TL: If there were two fundamental changes you could make to the corporate music industry, what would they be?
DZ: Only 2? I am not sure what I would do. It would be nice for the larger companies to roll back to the seventies, before the pop star in a box came out. Right around the early 80s it seemed that they were signing pretty faces and decent voices and writing hits based on a formula and I’d prefer to see that go away.
Other than that, I think things are actually going in a good direction. I’d like to see the large label go away altogether, but as we see more and more internet radio and fewer on air stations, that’s already happening. Like I said before, the internet is the great evener. I can go out and solicit my own airplay these days and get my music into the ears of the listeners it’s going to be the most effective to right now. I am limited by resources at the time being, but I know that the smaller labels are perfectly capable of boosting their rosters and do have the resources to produce giants just as well as the big guys. Now, we just need the giants to topple and make room for more small to medium independent labels. Music is getting back into the hands of the musician, or at least will eventually.
TL: Are the problems in the music industry indicative of a larger problem in the United States?
DZ: Definitely. You can always see what went wrong with a culture as a whole by looking at the monuments they left behind. If we dissapeared, future scholars would have any number of shitty autotuned, over-produced pop songs to look back on and know that we didn’t have a whole lot of value in art and music. That doesn’t speak for everybody, but that’s the mass marketed stuff — the stuff that is shoved down the throats of the cattle when they’re in the feedlot. Consumer culture demands that they be fed often and they don’t care what’s in it, as long as it’s the newest and the best (best being determined by the number of gold stars the reviewers are paid to give it). We’re really lucky to have a counterculture to this who demands substance, or at least not to be given what’s on everyone elses plate without seeing the menu first.
TL: What are the Tosspints goals, and concerning them what is your advice to yourself?

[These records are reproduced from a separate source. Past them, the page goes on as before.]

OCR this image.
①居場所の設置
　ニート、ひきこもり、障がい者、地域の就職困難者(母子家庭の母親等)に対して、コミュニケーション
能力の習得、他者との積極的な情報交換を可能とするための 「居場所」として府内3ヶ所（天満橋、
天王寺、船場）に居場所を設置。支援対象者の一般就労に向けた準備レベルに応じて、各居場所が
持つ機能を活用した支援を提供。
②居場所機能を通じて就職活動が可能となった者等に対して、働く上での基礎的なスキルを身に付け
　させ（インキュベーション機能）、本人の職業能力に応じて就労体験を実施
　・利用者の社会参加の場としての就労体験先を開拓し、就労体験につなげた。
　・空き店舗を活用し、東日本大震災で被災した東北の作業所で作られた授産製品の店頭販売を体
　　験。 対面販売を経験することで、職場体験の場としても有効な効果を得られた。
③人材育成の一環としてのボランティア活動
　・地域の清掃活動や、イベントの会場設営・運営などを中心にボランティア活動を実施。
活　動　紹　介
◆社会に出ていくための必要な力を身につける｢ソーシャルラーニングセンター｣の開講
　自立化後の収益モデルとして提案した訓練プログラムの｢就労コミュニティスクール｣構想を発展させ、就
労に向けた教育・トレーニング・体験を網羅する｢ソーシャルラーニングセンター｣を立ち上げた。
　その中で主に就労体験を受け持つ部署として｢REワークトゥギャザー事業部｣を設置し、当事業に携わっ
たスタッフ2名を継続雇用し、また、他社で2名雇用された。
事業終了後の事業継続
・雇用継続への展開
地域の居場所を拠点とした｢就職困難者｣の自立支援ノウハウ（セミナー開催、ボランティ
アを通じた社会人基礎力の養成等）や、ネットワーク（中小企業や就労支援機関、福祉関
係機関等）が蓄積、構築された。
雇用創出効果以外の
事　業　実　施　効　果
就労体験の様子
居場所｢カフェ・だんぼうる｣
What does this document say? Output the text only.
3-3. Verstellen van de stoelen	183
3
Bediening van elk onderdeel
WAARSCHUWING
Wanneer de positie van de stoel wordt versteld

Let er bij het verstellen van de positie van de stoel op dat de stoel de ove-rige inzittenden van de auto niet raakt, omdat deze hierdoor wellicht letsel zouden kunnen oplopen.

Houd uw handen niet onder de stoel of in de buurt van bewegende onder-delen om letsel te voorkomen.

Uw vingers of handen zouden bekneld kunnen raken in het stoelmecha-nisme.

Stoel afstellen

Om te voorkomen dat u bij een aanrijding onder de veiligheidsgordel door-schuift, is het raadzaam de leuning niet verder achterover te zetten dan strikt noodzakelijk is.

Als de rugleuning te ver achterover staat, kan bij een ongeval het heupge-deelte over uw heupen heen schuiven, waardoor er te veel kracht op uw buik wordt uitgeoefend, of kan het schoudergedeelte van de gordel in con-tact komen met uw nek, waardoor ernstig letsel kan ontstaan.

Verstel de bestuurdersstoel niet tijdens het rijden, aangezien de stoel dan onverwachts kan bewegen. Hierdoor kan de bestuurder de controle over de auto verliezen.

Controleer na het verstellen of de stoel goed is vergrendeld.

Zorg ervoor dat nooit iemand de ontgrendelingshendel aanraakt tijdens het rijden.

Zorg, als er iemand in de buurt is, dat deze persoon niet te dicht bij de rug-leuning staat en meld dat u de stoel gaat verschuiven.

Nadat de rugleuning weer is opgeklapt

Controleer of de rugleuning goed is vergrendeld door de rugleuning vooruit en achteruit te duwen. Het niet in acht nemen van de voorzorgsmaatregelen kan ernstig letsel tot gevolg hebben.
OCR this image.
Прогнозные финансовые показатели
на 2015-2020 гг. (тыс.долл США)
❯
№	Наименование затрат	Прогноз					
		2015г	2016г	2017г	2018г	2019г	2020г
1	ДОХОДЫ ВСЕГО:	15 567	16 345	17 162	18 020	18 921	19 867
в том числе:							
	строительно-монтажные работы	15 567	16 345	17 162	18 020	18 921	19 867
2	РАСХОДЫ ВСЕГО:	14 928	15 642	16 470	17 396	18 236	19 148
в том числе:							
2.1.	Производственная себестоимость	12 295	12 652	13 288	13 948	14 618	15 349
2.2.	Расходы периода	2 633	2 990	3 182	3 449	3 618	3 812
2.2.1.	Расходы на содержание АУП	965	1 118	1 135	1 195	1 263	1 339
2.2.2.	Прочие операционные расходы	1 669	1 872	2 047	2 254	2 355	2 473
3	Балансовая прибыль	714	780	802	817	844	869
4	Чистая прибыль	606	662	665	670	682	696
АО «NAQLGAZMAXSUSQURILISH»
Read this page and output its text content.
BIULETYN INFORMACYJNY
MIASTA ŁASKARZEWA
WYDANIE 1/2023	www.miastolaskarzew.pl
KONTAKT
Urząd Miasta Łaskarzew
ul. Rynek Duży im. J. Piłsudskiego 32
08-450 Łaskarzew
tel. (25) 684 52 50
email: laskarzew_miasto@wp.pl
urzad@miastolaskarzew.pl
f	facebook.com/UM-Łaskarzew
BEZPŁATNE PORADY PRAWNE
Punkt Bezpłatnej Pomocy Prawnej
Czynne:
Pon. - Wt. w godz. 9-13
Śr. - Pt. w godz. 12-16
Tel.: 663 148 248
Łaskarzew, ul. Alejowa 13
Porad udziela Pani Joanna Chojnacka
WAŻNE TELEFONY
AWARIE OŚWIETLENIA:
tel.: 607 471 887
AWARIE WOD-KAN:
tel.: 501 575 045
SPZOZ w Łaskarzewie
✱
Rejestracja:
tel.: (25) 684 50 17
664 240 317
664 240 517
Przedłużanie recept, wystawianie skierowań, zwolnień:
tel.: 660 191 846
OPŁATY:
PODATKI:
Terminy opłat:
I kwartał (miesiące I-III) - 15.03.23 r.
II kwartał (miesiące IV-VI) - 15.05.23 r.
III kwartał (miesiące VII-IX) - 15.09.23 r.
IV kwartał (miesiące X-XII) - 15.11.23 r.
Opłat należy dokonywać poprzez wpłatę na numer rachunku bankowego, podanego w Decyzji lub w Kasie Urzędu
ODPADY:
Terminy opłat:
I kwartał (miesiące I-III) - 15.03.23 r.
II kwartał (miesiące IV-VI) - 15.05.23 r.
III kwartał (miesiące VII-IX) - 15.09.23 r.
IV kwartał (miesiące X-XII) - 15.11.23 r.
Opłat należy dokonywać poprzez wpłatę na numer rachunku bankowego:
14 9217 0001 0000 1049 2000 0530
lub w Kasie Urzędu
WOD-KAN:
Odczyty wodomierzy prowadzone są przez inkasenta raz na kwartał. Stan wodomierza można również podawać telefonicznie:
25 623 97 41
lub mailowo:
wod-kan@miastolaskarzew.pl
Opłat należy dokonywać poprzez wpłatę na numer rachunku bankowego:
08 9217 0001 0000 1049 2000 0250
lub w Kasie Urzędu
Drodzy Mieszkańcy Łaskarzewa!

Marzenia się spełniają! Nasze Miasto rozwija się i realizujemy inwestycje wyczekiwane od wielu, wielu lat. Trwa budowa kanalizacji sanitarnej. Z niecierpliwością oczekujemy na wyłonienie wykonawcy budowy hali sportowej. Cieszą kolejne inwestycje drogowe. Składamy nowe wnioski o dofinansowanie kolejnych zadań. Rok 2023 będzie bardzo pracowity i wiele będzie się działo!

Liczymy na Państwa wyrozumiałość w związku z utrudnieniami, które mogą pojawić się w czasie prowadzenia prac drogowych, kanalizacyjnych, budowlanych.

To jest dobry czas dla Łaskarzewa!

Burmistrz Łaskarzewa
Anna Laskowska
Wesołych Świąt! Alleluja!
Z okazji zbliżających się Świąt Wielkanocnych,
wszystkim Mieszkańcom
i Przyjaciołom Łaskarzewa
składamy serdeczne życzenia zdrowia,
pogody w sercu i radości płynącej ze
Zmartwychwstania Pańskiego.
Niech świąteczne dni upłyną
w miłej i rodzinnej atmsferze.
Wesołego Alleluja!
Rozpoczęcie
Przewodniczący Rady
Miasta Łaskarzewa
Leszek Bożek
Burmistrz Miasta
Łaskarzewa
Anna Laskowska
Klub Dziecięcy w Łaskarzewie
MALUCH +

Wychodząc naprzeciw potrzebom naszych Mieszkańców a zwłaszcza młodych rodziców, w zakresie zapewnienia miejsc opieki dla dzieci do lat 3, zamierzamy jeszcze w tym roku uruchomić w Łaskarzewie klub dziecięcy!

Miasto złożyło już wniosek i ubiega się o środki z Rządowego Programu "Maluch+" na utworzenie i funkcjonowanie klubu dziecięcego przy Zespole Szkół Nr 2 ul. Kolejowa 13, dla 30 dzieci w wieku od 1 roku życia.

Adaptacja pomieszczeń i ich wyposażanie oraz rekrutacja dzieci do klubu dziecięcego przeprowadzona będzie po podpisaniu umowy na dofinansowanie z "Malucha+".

DZ: Our goals. We want to drink a million beers, play for as many people as will listen and to keep making records as long as we can. We started this out just to have fun. In an ideal world we’d love to be The Tosspints full time, but we’re a ways off of that. If you look at our resume, we’ve played some awesome clubs, have won awards, played with some of our heroes, and have an awesome fan base that makes playing fun and worth while. If I had any advice for myself it would be to “never let this stop being fun” if it ever becomes work, we need to think about moving on, but right now I get the adrenaline rush of hitting the stage and I get to share it with two of the best friends I have ever had. We are pretty proud of the way this has turned out so far and want it to keep going as long as it can.
TL: What is your advice to kids who are just now picking up a guitar, dreaming of the stage?
DZ: I think it would be the same as the advice I just gave myself. I think there is a lot of truth to that, I see so many people who take it way too seriously and they never seem to enjoy what they are doing. You have to be a little serious too, the business side needs that. It’s not hard to get onto the stage, but you’ve got to play a lot of shows before you get to the big ones with the big crowds. I’m still working on getting bigger and better.